Густав посмотрел на нее с благодарностью.
— Да, ваше высочество! Только нужно, чтобы она сделала это предложение регенту как бы от себя, а не от меня.
У него словно камень с души свалился.
Весь вечер король пребывал в отличном расположении духа, целовал своей невесте руки, говорил ей нежности и даже обнимал ее при всех; Мария Федоровна этому не препятствовала.
На следующий день, в понедельник, был бал в Большой зале Таврического дворца. Стройные ряды белых колонн искусно подсвечивались снизу; в восьми вызолоченных люстрах горели сотни свечей. Екатерина завела разговор с герцогом Сёдерманландским и между прочим спросила, почему бы не обручить короля и Александру Павловну прямо сейчас, не откладывая. Герцог согласился, что это разумное решение, нужно лишь узнать мнение министров и самого монарха. Через час он вернулся к императрице: король желает этого всем сердцем.
— Это будет обручение с церковным благословением или без оного? — невинно поинтересовалась Екатерина.

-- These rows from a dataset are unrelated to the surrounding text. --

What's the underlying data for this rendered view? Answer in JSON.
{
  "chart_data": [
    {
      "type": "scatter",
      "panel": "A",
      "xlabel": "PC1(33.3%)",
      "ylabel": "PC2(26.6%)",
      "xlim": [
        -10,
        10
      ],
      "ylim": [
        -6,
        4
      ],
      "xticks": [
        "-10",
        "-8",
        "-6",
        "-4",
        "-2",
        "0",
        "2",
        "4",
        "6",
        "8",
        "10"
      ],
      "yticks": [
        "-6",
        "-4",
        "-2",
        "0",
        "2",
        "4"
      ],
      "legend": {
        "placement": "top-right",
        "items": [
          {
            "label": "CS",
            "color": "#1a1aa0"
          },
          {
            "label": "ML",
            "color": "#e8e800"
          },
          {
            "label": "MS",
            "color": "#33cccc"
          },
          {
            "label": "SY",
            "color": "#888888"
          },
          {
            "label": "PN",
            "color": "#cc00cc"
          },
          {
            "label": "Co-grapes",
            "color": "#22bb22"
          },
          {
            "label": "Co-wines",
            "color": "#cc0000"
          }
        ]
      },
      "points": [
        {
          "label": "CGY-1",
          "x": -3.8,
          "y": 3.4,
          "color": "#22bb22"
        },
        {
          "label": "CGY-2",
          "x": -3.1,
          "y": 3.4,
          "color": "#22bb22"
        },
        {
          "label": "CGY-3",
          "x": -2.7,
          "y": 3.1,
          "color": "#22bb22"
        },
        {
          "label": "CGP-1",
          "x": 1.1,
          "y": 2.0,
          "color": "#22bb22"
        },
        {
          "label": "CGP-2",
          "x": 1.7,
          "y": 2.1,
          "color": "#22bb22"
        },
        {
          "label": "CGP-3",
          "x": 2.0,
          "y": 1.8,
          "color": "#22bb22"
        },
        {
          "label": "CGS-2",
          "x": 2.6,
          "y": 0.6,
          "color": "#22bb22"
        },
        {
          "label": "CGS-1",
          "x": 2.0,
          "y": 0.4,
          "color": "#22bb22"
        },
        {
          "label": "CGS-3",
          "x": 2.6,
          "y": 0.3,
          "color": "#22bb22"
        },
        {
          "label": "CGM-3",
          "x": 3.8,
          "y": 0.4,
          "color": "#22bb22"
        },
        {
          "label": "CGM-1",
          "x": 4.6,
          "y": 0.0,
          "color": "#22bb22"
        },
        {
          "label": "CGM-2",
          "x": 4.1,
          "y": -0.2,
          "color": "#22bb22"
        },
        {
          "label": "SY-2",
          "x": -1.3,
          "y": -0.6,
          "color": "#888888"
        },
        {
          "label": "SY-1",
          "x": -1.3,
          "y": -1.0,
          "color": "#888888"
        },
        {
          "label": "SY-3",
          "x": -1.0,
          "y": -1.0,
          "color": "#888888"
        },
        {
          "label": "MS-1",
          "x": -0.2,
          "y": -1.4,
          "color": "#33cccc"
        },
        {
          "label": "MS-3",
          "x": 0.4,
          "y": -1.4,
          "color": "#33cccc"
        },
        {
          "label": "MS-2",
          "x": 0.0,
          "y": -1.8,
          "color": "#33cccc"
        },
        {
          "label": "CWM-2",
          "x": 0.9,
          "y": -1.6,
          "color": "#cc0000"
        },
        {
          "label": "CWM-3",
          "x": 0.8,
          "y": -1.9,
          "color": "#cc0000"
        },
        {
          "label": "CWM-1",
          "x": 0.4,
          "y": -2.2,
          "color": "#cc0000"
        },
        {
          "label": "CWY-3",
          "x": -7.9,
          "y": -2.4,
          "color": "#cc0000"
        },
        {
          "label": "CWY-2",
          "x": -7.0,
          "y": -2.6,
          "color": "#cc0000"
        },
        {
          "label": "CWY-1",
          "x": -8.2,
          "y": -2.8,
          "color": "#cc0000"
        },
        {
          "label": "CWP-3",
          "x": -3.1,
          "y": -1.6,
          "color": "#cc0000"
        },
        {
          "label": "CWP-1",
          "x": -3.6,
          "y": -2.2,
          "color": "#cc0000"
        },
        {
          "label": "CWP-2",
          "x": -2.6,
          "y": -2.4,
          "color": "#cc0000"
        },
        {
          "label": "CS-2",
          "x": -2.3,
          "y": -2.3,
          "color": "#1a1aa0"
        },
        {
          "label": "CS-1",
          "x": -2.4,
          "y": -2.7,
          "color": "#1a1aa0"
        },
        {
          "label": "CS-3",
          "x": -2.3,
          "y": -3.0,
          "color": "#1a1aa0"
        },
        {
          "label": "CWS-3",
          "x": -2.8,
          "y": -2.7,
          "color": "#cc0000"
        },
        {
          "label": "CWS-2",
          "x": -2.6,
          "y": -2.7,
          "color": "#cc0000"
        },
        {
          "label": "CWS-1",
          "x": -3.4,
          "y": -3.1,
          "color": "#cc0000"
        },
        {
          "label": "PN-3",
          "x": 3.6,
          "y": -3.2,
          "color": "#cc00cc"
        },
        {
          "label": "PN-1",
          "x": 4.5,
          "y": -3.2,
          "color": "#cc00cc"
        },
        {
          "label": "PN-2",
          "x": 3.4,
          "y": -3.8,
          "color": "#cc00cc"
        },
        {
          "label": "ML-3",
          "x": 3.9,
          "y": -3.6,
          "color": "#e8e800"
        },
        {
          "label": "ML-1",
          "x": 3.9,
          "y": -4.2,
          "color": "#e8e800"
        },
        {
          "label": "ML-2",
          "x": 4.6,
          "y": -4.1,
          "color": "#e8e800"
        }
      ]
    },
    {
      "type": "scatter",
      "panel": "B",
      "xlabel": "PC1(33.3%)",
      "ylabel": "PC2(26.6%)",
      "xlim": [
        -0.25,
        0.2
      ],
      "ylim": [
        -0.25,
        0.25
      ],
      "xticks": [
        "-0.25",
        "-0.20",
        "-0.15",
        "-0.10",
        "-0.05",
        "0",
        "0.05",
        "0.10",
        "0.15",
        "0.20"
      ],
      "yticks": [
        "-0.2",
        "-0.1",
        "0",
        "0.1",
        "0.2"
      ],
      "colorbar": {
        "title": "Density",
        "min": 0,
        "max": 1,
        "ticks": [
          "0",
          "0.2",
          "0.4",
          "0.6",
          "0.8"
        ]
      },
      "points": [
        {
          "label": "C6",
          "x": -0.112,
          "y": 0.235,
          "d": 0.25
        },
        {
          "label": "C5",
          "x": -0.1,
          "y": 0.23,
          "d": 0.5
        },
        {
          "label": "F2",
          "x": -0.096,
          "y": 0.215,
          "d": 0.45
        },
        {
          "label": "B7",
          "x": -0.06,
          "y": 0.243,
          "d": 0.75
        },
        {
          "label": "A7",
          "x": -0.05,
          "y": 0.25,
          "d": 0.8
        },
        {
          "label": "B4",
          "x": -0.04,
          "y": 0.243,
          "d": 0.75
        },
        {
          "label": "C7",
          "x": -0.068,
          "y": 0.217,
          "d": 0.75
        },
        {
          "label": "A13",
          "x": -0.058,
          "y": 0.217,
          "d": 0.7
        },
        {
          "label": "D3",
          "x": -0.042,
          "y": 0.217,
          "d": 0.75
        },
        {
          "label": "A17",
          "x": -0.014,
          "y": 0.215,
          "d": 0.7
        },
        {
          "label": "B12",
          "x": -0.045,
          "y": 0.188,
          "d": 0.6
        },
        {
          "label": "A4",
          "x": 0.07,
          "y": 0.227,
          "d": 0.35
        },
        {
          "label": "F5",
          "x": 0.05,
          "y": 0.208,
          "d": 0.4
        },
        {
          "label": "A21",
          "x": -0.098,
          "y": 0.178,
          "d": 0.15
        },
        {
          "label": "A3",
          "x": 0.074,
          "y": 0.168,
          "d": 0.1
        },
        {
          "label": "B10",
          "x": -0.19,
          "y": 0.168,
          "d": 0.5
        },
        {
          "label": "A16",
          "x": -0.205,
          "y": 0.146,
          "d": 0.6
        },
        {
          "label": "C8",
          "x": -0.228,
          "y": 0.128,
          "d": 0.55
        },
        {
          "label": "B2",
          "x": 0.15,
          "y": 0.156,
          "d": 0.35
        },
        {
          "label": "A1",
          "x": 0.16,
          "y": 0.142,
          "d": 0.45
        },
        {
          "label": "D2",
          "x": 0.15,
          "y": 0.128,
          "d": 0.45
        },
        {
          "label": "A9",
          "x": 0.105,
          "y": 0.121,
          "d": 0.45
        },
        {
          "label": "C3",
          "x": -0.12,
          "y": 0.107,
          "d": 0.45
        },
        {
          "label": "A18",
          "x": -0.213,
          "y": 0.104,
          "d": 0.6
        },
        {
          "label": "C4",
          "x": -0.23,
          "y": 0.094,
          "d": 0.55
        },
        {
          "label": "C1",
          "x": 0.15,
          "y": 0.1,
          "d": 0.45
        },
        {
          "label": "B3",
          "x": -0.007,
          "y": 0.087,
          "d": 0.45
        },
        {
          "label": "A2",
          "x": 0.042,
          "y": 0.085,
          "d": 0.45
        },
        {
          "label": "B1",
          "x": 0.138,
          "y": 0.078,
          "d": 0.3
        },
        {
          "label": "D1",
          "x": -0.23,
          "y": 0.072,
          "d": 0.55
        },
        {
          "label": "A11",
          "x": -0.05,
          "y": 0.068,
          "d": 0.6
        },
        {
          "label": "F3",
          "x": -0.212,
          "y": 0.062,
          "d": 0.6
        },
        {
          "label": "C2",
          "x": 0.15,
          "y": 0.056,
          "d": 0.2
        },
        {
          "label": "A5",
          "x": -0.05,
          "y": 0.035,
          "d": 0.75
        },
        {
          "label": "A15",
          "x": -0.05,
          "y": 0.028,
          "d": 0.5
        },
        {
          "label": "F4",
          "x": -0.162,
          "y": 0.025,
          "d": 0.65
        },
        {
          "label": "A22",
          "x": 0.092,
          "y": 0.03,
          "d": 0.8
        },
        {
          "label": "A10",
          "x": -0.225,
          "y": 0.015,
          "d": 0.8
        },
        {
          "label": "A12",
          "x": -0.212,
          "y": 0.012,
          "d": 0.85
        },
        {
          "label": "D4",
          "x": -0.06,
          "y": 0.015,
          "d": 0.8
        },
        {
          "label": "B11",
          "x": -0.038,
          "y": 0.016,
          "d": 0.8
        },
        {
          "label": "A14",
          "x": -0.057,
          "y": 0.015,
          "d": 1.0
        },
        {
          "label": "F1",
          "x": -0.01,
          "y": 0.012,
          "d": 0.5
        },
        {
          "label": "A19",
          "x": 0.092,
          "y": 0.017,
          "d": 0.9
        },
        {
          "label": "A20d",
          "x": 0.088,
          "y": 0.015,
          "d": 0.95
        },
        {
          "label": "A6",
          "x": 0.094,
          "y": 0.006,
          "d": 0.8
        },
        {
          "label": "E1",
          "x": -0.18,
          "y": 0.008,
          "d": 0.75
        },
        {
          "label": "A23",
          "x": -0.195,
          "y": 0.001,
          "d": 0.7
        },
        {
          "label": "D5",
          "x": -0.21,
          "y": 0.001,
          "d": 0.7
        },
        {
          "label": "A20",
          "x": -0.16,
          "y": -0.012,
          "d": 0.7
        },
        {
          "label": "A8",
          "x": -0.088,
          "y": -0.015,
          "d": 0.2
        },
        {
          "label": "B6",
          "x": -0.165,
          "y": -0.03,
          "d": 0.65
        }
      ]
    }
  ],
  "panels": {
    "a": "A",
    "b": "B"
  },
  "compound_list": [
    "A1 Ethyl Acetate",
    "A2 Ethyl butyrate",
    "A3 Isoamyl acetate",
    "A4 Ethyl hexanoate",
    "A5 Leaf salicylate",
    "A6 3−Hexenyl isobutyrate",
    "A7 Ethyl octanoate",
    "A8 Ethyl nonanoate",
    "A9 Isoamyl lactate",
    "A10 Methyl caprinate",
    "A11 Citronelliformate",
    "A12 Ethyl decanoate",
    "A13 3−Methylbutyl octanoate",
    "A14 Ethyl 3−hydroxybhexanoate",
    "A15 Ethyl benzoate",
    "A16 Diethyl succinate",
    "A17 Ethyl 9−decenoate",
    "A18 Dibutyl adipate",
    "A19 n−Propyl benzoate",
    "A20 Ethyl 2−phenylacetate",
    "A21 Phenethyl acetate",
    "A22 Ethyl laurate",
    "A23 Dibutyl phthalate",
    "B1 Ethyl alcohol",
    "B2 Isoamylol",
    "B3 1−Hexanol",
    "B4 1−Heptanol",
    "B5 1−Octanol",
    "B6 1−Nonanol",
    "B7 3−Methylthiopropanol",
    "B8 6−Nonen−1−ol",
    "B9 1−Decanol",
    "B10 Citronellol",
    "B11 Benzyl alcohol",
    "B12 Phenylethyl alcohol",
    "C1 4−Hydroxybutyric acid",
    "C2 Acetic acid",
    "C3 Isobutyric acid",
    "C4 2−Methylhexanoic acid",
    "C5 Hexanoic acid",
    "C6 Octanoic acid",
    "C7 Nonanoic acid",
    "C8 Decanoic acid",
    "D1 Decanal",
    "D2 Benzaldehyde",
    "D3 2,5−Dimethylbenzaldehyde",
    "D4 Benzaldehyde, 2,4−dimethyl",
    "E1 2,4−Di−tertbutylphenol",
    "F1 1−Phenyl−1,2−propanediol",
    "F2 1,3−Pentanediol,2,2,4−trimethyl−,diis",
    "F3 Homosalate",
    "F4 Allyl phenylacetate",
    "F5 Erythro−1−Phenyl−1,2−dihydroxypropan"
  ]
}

— С благословением, по вашей вере, — успокоил ее Карл. — Соблаговолите назначить день.
Императрица задумалась.
— В четверг, в моих покоях, — ответила она, всё взвесив. — Так будет лучше: они ведь желают, чтобы это произошло частным образом, не в церкви — в том соображении, что в Швеции брак должен быть объявлен публично лишь по совершеннолетии короля.
— Совершенно справедливо, — подтвердил регент.
— При этой церемонии, полагаю, со стороны короля будете вы и еще… трое государственных чинов, а с нашей стороны — я, мое семейство, министры, коим будет назначено подписать брачный договор, граф Николай Салтыков и генеральша Ливен.
Герцог поклонился.
Утром следующего дня в Зимний дворец явился шведский посол — просить руки Александры Павловны для Густава IV Адольфа. О расторжении помолвки с мекленбургской принцессой было объявлено официально; русским и шведским уполномоченным министрам дали два дня на согласование союзного трактата и брачного договора, подготовленных Коллегией иностранных дел.